Arbitrage Mutual Fund Taxation for NRIs

Arbitrage funds are treated as equity funds for taxation. As such, the short-term capital gains (STCG) on investments held for less than a year will be taxed at 15%. Similarly, for mutual fund investments held for more than a year, long-term capital gains (LTCG) up to 1 lakh per year will be exempt. Any LTCG above Rs 1 lakh will be levied at 10% without any indexation benefit.

Liquid Mutual Fund Taxation for NRIs

NRIs are liable to pay taxes on the capital gain earned from Liquid funds. After the Budget 2023 amendments, long-term capital gains won’t enjoy any indexation benefit and will be charged as per the investor’s slab rates removing the LTCG benefits altogether. As such any gains arised from liquid funds will now attract taxation on applicable slab rates of the investor’s income bracket.

Floater Mutual Funds Taxation for NRIs

Floater funds invests significant portion (min 65%) of its fund into floating rate instruments.
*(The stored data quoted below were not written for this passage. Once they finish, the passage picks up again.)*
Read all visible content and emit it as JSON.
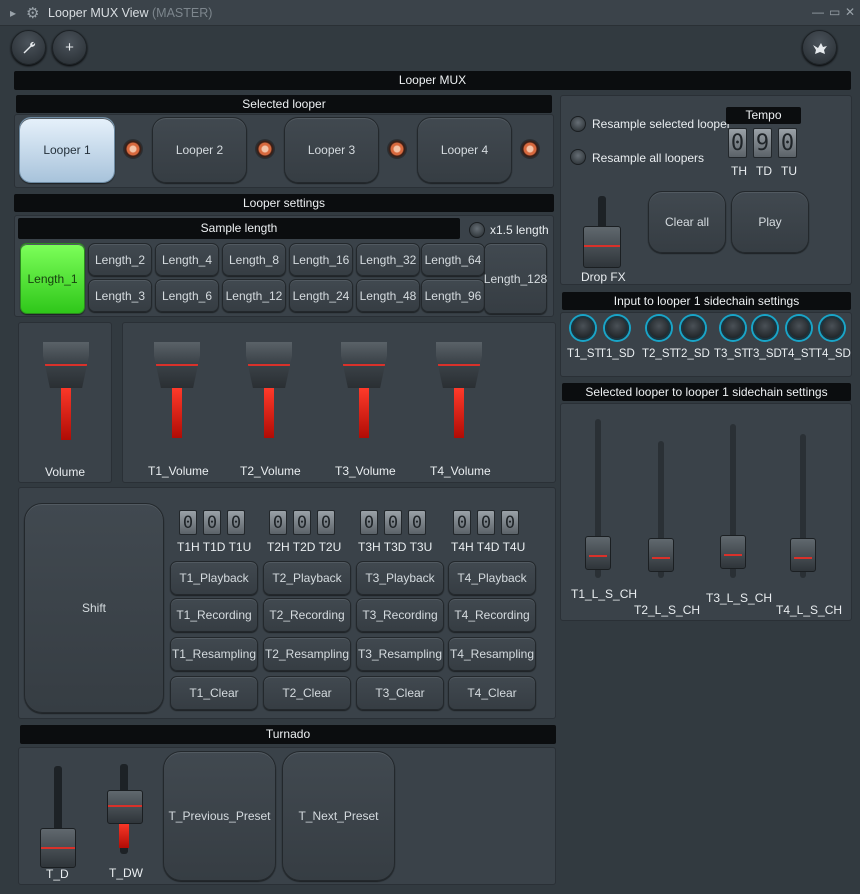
{
  "window": {
    "title": "Looper MUX View",
    "title_suffix": "(MASTER)",
    "controls": {
      "minimize": "—",
      "maximize": "▭",
      "close": "✕"
    }
  },
  "toolbar": {
    "wrench_icon": "wrench-icon",
    "plus_icon": "plus-icon",
    "pegasus_icon": "pegasus-icon"
  },
  "main_header": "Looper MUX",
  "selected_looper": {
    "header": "Selected looper",
    "loopers": [
      "Looper 1",
      "Looper 2",
      "Looper 3",
      "Looper 4"
    ],
    "selected": "Looper 1"
  },
  "looper_settings": {
    "header": "Looper settings",
    "sample_length_header": "Sample length",
    "x15_label": "x1.5 length",
    "lengths_top": [
      "Length_2",
      "Length_4",
      "Length_8",
      "Length_16",
      "Length_32",
      "Length_64"
    ],
    "lengths_bottom": [
      "Length_3",
      "Length_6",
      "Length_12",
      "Length_24",
      "Length_48",
      "Length_96"
    ],
    "length_1": "Length_1",
    "length_128": "Length_128",
    "active_length": "Length_1"
  },
  "volumes": {
    "master_label": "Volume",
    "master_level": 0.55,
    "tracks": [
      {
        "label": "T1_Volume",
        "level": 0.5
      },
      {
        "label": "T2_Volume",
        "level": 0.5
      },
      {
        "label": "T3_Volume",
        "level": 0.5
      },
      {
        "label": "T4_Volume",
        "level": 0.5
      }
    ]
  },
  "track_controls": {
    "shift": "Shift",
    "counters": [
      {
        "digits": [
          "0",
          "0",
          "0"
        ],
        "label": "T1H T1D T1U"
      },
      {
        "digits": [
          "0",
          "0",
          "0"
        ],
        "label": "T2H T2D T2U"
      },
      {
        "digits": [
          "0",
          "0",
          "0"
        ],
        "label": "T3H T3D T3U"
      },
      {
        "digits": [
          "0",
          "0",
          "0"
        ],
        "label": "T4H T4D T4U"
      }
    ],
    "playback": [
      "T1_Playback",
      "T2_Playback",
      "T3_Playback",
      "T4_Playback"
    ],
    "recording": [
      "T1_Recording",
      "T2_Recording",
      "T3_Recording",
      "T4_Recording"
    ],
    "resampling": [
      "T1_Resampling",
      "T2_Resampling",
      "T3_Resampling",
      "T4_Resampling"
    ],
    "clear": [
      "T1_Clear",
      "T2_Clear",
      "T3_Clear",
      "T4_Clear"
    ]
  },
  "turnado": {
    "header": "Turnado",
    "t_d_label": "T_D",
    "t_dw_label": "T_DW",
    "t_dw_level": 0.3,
    "previous_preset": "T_Previous_Preset",
    "next_preset": "T_Next_Preset"
  },
  "resample": {
    "selected_label": "Resample selected looper",
    "all_label": "Resample all loopers",
    "tempo_header": "Tempo",
    "tempo_digits": [
      "0",
      "9",
      "0"
    ],
    "tempo_labels": [
      "TH",
      "TD",
      "TU"
    ],
    "drop_fx": "Drop FX",
    "clear_all": "Clear all",
    "play": "Play"
  },
  "sidechain_input": {
    "header": "Input to looper 1 sidechain settings",
    "knob_labels": [
      "T1_ST",
      "T1_SD",
      "T2_ST",
      "T2_SD",
      "T3_ST",
      "T3_SD",
      "T4_ST",
      "T4_SD"
    ]
  },
  "sidechain_selected": {
    "header": "Selected looper to looper 1 sidechain settings",
    "sliders": [
      {
        "label": "T1_L_S_CH",
        "level": 0.18
      },
      {
        "label": "T2_L_S_CH",
        "level": 0.1
      },
      {
        "label": "T3_L_S_CH",
        "level": 0.2
      },
      {
        "label": "T4_L_S_CH",
        "level": 0.1
      }
    ]
  },
  "colors": {
    "accent_green": "#3fe021",
    "fader_red": "#ff2a1a",
    "knob_ring": "#19a5c8",
    "selected_blue": "#c8dcef"
  }
}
As such the taxability for it is similar to that of debt funds. After the Budget 2023 amendments, long-term capital gains won’t enjoy any indexation benefit and will be charged as per the investor’s slab rates removing the LTCG benefits altogether. As such any gains arised from floater funds will now attract taxation on applicable slab rates of the investor’s income bracket.

Taxation on Dividends from Mutual Fund for NRIs

Dividends received by investors are now added to the investors taxable income and taxed at their respective income tax slab rates. Previously, the dividends were tax-free in the hands o the investors as companies would deduct the dividend distribution tax (DDT) beforehand paying the dividend to the investors. This change came in effect after the Union Budget 2020 announcement.
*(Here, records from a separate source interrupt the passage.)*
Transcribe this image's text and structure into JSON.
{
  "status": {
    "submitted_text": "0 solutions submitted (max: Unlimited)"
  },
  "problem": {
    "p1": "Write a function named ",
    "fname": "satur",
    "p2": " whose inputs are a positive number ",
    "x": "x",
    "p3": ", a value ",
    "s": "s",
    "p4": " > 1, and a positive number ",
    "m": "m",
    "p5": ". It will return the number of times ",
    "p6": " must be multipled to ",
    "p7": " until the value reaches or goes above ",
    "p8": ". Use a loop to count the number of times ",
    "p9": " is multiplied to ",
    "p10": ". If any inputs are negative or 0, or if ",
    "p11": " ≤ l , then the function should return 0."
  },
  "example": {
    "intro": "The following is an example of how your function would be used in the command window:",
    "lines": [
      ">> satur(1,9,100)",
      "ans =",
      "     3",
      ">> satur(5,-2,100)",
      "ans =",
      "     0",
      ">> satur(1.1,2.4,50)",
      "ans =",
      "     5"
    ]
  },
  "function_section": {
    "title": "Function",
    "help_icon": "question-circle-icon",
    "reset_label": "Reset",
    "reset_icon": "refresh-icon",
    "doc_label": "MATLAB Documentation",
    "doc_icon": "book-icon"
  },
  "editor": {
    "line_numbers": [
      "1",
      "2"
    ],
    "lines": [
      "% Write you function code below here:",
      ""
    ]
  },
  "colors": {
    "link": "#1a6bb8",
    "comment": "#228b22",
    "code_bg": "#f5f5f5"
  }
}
Securities Transaction Tax (STT) on Mutual Funds for NRIs

Securities Transaction Tax (STT) is a charge levied by the govt when an investor sells or buys any units in an equity fund or hybrid equity oriented funds. The rate for STT is 0.001%. However, do note that there is no STT for sale of any debt mutual fund or debt oriented funds.
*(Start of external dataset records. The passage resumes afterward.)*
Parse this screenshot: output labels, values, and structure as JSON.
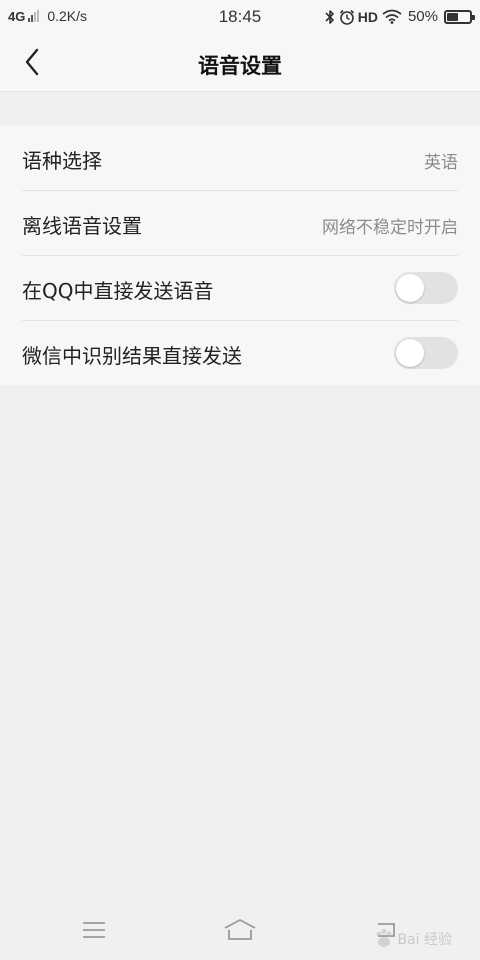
{
  "status_bar": {
    "network": "4G",
    "speed": "0.2K/s",
    "time": "18:45",
    "hd": "HD",
    "battery_percent": "50%",
    "battery_level": 0.5,
    "icons": [
      "signal-icon",
      "bluetooth-icon",
      "alarm-icon",
      "wifi-icon",
      "battery-icon"
    ]
  },
  "header": {
    "title": "语音设置",
    "back_icon": "chevron-left-icon"
  },
  "settings": {
    "items": [
      {
        "label": "语种选择",
        "value": "英语"
      },
      {
        "label": "离线语音设置",
        "value": "网络不稳定时开启"
      },
      {
        "label": "在QQ中直接发送语音",
        "toggle": false
      },
      {
        "label": "微信中识别结果直接发送",
        "toggle": false
      }
    ]
  },
  "bottom_nav": {
    "icons": [
      "menu-icon",
      "home-icon",
      "back-nav-icon"
    ]
  },
  "watermark": {
    "text": "Bai 经验"
  },
  "colors": {
    "background": "#f0f0f0",
    "surface": "#f7f7f7",
    "toggle_off": "#e2e2e2",
    "secondary_text": "#8c8c8c"
  }
}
Double Taxation (DTAA) in Mutual Funds for NRIs

Under DTAA (Double Tax Avoidance Agreement), Indians can avoid paying taxes twice on the same income. As per the DTAA agreement, there is a fixed tax rate set between the countries signing the agreement on which the tax is deducted from the income earned in India. This deduction is done in the format of Tax Deducted at Source (TDS) India currently has DTAA with 88 countries of which 85 was effective at present.

If the country of residency of the NRI has a DTAA agreement with India, then the NRI won’t have to pay double taxes on the mutual fund returns. They only need to pay the taxes as mentioned above basis the type of fund and claim deduction in the other country.

Also, according to the Finance Act 2013, an individual will not be entitled to claim any benefit of relief under Double Taxation Avoidance Agreement unless he or she provides a Tax Residency Certificate to the deductor. To receive a Tax Residency Certificate, an application has to be made in Form 10FA (Application for Certificate of residence for the purposes of an agreement under section 90 and 90A of the Income-tax Act, 1961) to the income tax authorities. Once the application is successfully processed, the certificate will be issued in Form 10FB.

Also read: DTAA: Double Taxation Avoidance Agreement Guide for NRI

No Wealth Taxation for NRI

There is no wealth tax on mutual fund units supplied to NRIs. These are not counted as “assets” as defined in the Wealth – Tax act, 1957 and therefore have no wealth tax.